Twitter tells me, however, that today, the 6th of October, is National Poetry Day in the UK. And I have ancestors from the UK. And posting horrible poems is my usual stop-gap. And I’ve been meaning to try my hand at some “Pop Sonnets” for some of the Hamilton songs for a long time. (If you’ve never heard of Pop Sonnets, by all means click the link. What are you waiting for? Do it now.)
So I mean, it’s like it was meant to be.
Here’s my sonnet interpretation of “Hurricane,” the song in which Alexander Hamilton marr’d his fortune by deciding to publish all the sordid details of his extra-marital affair, thinking that somehow this would be a good idea. (Seriously, Alexander? What happened to that top-notch brain?)

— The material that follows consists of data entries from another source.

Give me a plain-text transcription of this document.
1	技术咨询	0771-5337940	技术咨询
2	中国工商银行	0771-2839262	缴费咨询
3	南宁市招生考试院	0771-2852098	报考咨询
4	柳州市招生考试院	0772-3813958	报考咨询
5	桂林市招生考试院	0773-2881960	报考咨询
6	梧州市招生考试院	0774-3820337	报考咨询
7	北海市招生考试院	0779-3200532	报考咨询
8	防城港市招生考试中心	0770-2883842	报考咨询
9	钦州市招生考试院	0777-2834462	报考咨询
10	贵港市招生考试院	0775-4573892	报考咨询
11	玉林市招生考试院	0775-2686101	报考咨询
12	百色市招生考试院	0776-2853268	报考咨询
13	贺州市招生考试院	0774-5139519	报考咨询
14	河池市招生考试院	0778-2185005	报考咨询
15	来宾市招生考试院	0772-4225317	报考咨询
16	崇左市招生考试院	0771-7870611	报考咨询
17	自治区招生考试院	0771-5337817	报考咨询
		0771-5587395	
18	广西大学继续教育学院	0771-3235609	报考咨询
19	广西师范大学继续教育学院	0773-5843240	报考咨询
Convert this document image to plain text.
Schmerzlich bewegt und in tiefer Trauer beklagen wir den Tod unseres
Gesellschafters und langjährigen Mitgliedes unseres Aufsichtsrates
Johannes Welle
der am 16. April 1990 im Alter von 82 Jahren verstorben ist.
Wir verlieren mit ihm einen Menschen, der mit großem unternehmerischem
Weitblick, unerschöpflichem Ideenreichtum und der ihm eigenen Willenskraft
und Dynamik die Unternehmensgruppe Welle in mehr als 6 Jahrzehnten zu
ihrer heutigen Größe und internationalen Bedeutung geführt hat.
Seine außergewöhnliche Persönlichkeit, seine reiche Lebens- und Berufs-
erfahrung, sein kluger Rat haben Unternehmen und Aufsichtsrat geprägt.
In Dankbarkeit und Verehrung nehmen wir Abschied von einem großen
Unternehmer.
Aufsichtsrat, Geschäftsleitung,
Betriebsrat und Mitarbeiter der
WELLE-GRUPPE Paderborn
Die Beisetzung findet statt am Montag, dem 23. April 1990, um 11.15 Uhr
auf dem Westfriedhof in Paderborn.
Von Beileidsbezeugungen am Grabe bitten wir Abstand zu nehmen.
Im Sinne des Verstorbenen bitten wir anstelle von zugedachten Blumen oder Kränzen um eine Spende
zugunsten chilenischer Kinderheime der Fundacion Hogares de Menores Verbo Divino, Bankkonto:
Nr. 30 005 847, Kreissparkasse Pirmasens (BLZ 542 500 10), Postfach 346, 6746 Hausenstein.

At seventeen, a storm engulfed my town,
Yet I found peace in the hurricane’s eye.
Horrified, I watched my people drown;
And though I tried, I could not seem to die.
The pain was great, but could not dull my mind;
I found a quill, my moving story wound.
When I looked up, I found the strangers kind;
They put me on a ship, for New York bound.
I wrote my land out of the English realm,
And with my pen ploughed through all fierce resistance.
I mind me now, though danger overwhelm,
Throughout my life I’ve written my deliv’rance.
I’ll write it down, as far as I can see;
And thus will I protect my legacy.
So that was fun. Don’t judge it too hard, please; I wrote it in about fifteen minutes flat.